Это был очень фасонистый белый «жигуль — восьмерка», за рулем которого сидел человек в черном плаще и черных автомобильных перчатках — без пальцев и с дырками. Он повернул ко мне лицо, и я увидел, что его левый глаз вертикально растянут, а через лоб тянется глубокий шрам-вмятина. Такой след мог бы остаться от удара саблей по лицу слева.
6
С детства, будучи полным и типичным маминым сынком (да еще и бабушкиным предметом круглосуточного попечения), впечатлительным читателем и рано созревшим чувственником (соски на груди набухли, ни черта не могу понять, прижимаю их с естествоиспытательскими целями, замирая, жду, смотрю вниз, а, вот, вот, на черном сатине уже проступает… и, высыхая, превращается в проклятое, белое) — с детства я не переносил вида разрушенной или разрушаемой плоти. Шрам на животе отца, обезглавливаемая на чурке курица, продырявленная оставшимся в доске гвоздем ладонь друга, кровь, текущая по лицу пьяного, вызывали одинаковое содрогание, быструю тошноту. Впрочем, тошнило от многого: от угольного смрада паровозов, от качки в «Ли-2» между Сталинградом и Адлером, от пыли, влетавшей под брезентовый полог «виллиса», от комков в каше, от запаха, свойственного Генке Качаеву — но сильнее всего и почти сразу до рвоты от вида живого тела, цельность которого была нарушена.
Бог миловал меня самого от травм, хотя, конечно, Всевышнему в четыре руки помогали и две женщины. В городке, где преступности не было как таковой — если не считать повторявшегося ежегодно сюжета: солдат бежит из части с оружием, комендантская рота его ловит в степи, соседка говорит матери «изнасиловал», мать замечает меня и уводит соседку в прихожую, плотно прикрыв дверь, занимайся, занимайся, арпеджио, потом Гедике — в нашем тишайшем городке мать провожала меня и в школу, и в музыкальную лет до одиннадцати, гулять позволялось до восьми, в лагерь не отправляли ни разу, что будет, если раскроется тайный поход в степь (а уж тем более на реку) я даже старался не думать. Драки в классе и на школьном дворе всего раз или два кончались кровью, но из носа, то есть, как бы не совсем кровью, без видимых разрывов, разломов, без открывания внутренностей! Вот чего я боялся — внутренностей, вторжения в тайное, скрытое, в жизнь под кожей, под покровом. А потом я очень быстро вырос, перерос весь класс, и длинными руками не то что бы повергал противников, а просто удерживал их на расстоянии, чаще всего схватив за запястья. И с велосипеда почти не падал, а если падал, то не обдирался так, как другие — чуть не до кости свозя локти и колени.

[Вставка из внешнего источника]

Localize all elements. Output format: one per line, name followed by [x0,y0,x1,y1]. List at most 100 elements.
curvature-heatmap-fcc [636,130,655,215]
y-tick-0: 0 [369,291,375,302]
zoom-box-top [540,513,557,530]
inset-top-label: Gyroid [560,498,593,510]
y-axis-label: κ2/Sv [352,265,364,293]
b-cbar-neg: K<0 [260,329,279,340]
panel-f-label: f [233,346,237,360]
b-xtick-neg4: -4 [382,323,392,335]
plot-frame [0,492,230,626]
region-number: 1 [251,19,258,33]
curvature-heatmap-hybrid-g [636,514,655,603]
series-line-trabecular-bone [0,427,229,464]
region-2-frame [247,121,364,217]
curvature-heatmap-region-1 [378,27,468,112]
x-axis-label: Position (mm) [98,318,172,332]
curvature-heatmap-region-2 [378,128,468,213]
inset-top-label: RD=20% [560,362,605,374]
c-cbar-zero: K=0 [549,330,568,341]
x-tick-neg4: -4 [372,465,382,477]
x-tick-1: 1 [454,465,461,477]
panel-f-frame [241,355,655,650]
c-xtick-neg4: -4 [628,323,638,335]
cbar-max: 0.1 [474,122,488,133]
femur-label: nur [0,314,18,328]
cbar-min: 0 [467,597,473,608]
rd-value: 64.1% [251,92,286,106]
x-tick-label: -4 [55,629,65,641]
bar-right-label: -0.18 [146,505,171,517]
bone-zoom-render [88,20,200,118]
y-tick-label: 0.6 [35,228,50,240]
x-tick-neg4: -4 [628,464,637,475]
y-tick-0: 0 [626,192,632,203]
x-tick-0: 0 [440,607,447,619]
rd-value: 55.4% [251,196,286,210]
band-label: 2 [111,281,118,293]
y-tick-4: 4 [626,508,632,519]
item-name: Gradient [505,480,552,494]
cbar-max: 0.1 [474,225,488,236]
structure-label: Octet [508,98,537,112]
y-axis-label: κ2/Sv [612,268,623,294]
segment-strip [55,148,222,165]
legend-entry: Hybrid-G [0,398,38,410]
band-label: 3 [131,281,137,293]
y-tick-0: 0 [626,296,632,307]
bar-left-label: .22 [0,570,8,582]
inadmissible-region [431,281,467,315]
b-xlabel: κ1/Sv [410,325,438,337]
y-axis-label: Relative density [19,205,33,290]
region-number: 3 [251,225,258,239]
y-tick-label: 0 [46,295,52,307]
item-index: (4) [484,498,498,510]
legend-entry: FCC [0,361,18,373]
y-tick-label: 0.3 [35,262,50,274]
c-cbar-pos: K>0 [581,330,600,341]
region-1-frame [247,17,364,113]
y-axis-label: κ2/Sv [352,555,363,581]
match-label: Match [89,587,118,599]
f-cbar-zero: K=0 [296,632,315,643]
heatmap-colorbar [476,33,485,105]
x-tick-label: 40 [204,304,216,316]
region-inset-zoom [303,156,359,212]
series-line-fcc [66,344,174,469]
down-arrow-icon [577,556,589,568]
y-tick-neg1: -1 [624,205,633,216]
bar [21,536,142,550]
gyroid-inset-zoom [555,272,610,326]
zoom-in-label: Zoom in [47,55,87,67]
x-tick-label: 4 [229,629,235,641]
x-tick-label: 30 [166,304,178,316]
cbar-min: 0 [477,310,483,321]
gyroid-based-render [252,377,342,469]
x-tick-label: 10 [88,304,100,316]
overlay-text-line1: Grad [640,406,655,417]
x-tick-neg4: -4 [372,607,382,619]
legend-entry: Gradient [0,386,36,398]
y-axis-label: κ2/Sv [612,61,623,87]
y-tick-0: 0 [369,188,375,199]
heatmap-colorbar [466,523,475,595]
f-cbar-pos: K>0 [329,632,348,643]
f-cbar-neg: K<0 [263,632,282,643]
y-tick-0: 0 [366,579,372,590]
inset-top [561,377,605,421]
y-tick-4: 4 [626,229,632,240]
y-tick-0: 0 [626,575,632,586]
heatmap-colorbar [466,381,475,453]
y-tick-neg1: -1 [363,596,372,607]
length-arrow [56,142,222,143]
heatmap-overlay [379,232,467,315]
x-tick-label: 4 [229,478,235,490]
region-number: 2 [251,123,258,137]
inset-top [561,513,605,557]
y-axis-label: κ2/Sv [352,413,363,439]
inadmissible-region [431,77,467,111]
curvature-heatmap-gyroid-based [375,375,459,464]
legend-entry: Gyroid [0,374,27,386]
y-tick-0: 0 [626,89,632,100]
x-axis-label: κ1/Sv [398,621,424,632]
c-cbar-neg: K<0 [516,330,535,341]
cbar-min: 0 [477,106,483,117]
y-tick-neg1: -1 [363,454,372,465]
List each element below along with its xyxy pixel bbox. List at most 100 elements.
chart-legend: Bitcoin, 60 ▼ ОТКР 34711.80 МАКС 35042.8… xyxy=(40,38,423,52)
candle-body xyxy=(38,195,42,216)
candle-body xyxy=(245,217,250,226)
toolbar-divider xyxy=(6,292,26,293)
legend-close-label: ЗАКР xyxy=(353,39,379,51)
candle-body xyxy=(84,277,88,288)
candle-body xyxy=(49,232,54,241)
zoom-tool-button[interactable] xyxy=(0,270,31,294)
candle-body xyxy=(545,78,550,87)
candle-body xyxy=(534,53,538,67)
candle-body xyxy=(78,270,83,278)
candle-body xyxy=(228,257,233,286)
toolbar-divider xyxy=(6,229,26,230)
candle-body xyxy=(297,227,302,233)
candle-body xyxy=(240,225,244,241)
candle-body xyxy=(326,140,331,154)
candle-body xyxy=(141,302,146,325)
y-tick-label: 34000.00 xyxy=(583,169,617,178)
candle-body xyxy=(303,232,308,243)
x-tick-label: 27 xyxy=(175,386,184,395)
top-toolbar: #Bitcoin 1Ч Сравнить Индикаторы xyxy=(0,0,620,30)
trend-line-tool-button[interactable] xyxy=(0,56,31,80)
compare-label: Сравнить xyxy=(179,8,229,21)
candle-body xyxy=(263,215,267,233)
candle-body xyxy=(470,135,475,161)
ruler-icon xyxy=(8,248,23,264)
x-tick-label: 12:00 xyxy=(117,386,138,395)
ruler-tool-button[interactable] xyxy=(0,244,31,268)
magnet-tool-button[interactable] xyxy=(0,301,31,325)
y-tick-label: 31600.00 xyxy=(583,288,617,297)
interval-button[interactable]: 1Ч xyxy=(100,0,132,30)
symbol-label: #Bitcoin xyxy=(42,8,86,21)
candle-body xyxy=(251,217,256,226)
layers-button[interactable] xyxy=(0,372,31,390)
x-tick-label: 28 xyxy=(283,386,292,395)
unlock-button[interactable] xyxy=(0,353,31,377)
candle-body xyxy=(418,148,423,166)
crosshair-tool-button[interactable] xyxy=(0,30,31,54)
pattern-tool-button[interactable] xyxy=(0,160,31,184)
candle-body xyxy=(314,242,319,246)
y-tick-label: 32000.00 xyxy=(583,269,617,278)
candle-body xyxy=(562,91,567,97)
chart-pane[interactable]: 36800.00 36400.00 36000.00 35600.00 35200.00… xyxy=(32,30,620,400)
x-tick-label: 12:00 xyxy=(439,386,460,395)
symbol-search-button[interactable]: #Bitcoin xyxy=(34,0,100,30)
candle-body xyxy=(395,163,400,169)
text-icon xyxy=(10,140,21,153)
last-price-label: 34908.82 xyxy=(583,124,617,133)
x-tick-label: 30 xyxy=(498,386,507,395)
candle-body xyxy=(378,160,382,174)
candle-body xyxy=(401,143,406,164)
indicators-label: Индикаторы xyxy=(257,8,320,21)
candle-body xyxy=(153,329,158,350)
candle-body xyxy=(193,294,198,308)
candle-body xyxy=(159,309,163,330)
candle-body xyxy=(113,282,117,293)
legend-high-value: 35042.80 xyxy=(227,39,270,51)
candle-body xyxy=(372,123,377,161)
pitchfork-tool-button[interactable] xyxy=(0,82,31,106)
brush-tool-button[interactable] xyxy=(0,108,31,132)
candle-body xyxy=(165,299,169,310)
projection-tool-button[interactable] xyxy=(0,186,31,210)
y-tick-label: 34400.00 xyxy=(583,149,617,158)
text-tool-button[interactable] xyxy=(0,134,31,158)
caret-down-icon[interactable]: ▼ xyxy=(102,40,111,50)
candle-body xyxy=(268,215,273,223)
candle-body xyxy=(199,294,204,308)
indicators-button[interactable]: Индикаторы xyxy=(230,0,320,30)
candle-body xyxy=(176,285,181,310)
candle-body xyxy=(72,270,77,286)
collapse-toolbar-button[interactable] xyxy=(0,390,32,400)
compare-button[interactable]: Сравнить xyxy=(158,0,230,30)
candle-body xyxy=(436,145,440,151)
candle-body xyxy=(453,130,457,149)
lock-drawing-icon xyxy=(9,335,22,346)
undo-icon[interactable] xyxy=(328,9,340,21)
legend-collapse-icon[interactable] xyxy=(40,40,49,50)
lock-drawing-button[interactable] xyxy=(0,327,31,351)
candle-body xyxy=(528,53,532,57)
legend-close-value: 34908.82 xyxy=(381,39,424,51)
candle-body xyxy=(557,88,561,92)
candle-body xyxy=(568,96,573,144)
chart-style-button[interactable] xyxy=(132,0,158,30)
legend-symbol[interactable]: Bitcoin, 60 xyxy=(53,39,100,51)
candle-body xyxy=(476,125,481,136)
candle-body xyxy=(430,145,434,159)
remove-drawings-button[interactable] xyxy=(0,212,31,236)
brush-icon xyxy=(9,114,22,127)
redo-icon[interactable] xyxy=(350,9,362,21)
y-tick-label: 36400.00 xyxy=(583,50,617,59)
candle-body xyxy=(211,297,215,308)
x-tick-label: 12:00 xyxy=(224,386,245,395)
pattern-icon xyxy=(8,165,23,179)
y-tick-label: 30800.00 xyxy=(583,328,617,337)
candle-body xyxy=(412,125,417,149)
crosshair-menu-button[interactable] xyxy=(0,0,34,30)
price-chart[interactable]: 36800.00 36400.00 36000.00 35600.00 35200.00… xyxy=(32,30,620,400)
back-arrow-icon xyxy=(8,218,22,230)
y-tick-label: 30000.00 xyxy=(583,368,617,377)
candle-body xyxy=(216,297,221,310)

Первую ерундовую операцию сделали мне уже семнадцатилетнему, нарыв подмышкой, известный в народе под названием «сучье вымя», результат первой студенческой поездки в колхоз, спанья не раздеваясь, холодной грязи вокруг. Я хорохорился под местной анестезией, шутил с врачишкой, потом скосил глаза, увидел входящий в меня синеватый скальпель, услышал хруст — и потерял сознание. Тогда еще говорили «отключился», а не «вырубился»…
Все прошло. Уже не тошнит меня ни от чего, и рвало в последний раз лет двадцать пять назад, не знаю уж, сколько мне теперь надо для этого выпить, во всяком случае, засыпаю раньше. И когда слегка поддатый в тяжелую праздничную ночь доктор в 20-й, специализированной по «скорой» больнице вытаскивал упершийся в мою грудинную кость и отломившийся конец старенького, сильно сточенного ножа, вполне спокойно наблюдал я его работу, надрезы, стягиванье, шитье, только шипел тихим матом, потому что все дело шло без всякой заморозки — был я куда пьянее хирурга моего, и он совершенно резонно решил добро на меня не переводить… И лежавший у автобусной остановки на въезде в тот город почти пополам перерезанный очередью армянин… И живая корова с аккуратно отрубленными ногами… И двадцатилетняя снайперша с выколотыми глазами… И вдавленная в распаханный гусеницами асфальт голова, и туловище, от которого она была оторвана — в метре, совершенно не поврежденное… Сгоревшие, скрюченные, сломанные, порванные. Все. Не тошнит.